Open masak opened 3 years ago
As time passes, I find myself leaning more and more strongly towards "they should both exist, and be separate".
I have two new pieces of evidence, for some very loose definition of "evidence":
Swift macros. I'd need a lot more time and headspace to be able to state clearly what I think is great about them, but... one thing they do well is to (it seems to me) interact with class declarations and their members. While this could still be phrased directly in terms of ASTs (and maybe it is?) the amazing difference compared to Lisp- and Scheme-like macros is that it doesn't feel like we're working on just syntax anymore; we're working with full awareness of the declaration structure of, say, a class declaration.
Herb Sutter's proposed C++ metaclasses (later renamed to metafunctions, if I understood it right in that keynote). The API here seems like it's in dialogue with a set of "mirror"-like objects, and something like t.add_virtual_destructor();
seems to me to be quite high-level and no longer just AST.
I think it's impossible to have a discussion about this without talking about phases and binding times. What can you see, when? Do macros and classes "appear" into existence at the same time? If macros were only concerned with syntax and parsing, they'd be considered before any kind of analysis, and classes would just be a node amongst others. If you consider that macros need to be able to interact with the MOP, you need to interleave both, but how isn't always obvious.
If you have a macro call inside of a class, should it be able to retrieve said class? Either by name or by "surrounding context"? In that case, what should the class look like? A stub, hole-y node, waiting to be completed? (that actually sounds like a quote if you get very very very creative, because it has a hole and because it shouldn't appear in the final AST).
On the other hand, if you collect macros inside of the class body and delay them (that is, after the initial declaration but before "sealing" or - to reuse Raku vocab - "composing" the class) to run them all at once, you might be able to provide a more sensible view of the class.
Early-binding languages and mop<=>macros interactions is not something that's well-researched, I think, and it kind of shows.
I think it's impossible to have a discussion about this without talking about phases and binding times. What can you see, when? Do macros and classes "appear" into existence at the same time?
I think this is the right way to approach the whole thing, yes.
I hereby declare my intention to review a few languages from the above perspective — what can you see, when? — in order to shake out some understanding from that about what modern languages actually do.
My candidate languages will be: Java, Perl 5, Raku, Python, and CLOS. The focus will be on the object metamodel, and at which exact point during the compilation process it becomes accessible.
Haxe's way of injecting fields into classes at class building time reminded me of a thing I was wondering about years ago, but never opened an issue for: if you have full access to the AST of your classes, do you also separately need a MOP? Or is a meta-object protocol the kind of thing a language has when it doesn't give you that kind of full access to the program code at an AST level?

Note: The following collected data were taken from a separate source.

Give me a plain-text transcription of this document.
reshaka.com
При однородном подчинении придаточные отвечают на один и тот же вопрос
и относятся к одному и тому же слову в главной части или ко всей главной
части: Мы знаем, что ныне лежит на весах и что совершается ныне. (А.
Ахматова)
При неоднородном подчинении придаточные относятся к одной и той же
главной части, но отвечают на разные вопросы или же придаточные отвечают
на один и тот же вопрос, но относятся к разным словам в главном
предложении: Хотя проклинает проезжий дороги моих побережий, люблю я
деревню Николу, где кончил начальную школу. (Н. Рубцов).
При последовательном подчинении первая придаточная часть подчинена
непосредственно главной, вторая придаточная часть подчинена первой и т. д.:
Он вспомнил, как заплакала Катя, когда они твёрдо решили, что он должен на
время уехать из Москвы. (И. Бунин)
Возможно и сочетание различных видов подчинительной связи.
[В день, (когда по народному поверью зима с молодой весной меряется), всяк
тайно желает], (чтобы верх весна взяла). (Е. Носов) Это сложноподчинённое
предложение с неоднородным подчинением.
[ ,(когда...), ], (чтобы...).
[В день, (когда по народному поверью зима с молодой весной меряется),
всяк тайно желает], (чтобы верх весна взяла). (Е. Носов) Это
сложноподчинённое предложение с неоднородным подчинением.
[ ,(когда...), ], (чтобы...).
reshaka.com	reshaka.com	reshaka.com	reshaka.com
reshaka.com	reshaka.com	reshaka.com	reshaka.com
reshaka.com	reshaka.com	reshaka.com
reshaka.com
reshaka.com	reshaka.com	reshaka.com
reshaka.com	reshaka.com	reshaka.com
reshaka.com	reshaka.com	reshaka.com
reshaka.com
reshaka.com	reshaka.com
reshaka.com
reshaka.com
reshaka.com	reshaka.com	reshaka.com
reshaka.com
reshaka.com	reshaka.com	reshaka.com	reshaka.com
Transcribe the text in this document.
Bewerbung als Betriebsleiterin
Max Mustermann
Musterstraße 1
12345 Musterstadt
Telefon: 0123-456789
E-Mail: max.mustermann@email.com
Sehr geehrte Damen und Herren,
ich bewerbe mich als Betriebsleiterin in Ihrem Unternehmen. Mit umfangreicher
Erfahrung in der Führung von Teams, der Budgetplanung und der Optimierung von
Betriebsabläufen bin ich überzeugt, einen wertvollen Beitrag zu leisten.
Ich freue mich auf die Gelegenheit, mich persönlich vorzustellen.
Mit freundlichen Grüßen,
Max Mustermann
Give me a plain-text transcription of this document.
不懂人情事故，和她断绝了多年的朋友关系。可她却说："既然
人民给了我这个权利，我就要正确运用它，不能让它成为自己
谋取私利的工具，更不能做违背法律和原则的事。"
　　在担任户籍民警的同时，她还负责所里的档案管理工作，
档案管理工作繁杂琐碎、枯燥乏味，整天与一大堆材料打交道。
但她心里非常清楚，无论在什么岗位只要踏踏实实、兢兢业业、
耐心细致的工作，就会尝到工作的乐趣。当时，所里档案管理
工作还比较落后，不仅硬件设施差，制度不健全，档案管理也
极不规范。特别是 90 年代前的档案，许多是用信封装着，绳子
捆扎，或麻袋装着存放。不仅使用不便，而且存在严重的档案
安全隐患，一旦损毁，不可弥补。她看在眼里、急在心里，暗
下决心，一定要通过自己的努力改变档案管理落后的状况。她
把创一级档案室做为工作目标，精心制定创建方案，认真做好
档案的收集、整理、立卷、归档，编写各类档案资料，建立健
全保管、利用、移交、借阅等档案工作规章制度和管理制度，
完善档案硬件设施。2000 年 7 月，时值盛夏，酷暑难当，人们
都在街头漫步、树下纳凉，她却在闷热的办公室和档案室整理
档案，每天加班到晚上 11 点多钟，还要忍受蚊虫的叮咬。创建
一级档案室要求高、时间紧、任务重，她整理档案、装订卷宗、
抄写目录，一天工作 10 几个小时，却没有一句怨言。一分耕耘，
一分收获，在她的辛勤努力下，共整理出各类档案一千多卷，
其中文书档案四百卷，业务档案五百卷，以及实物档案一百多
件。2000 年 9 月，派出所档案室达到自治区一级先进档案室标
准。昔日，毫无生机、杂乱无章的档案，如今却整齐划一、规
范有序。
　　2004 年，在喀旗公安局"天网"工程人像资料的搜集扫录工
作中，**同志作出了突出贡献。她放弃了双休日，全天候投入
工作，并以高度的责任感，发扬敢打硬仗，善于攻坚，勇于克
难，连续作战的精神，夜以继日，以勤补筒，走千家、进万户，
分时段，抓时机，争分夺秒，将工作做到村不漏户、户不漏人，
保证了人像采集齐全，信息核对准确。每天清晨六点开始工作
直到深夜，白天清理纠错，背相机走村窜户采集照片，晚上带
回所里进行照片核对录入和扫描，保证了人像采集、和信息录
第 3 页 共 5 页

This is not a rhetorical question where I feel I know the answer already. The ur-MOP, CLOS, came about in an language/system environment (Common Lisp) that classically gives you a ridiculous amount of access to the AST; if nothing else, that's a data point saying "no, you do need both".
And, I mean, I can see that they are somehow separate things. Maybe akin to the distinction in HTML/DOM between attributes (a syntactic concept), and properties (a semantic concept). You can toggle the
checked
property of your checkbox on and off until you're blue in the face... this does not alter the truth of what thechecked
attribute of same-said checkbox was, and will remain for the lifetime of the document. Similarly, the AST of the original program is what it is, at some point (during compilation) a MOP could essentially take over and be the "source of truth" for what a class represents, and the AST would presumably turn into a fixed, historical view of things at that point.The difference here between AST/MOP and attributes/properties, is that in Alma's case, macros (and similar "macro-ish" transformations) introduce the notion of changing the document directly, possibly making a separate MOP level moot.
On the other hand, ASTs are always beholden, to some extent, to the syntax they came from. A MOP can be more its own thing, with its own non-hierarchical structures. On the third hand, an AST could be that too, for some wider definition of AST. (See, as usual, IntelliJ's PSI.)
So, I don't know. I suspect this is a hard question because not enough people have been asking it, and not enough people have been looking for answers. Either that, or I haven't run into those people and their answers yet.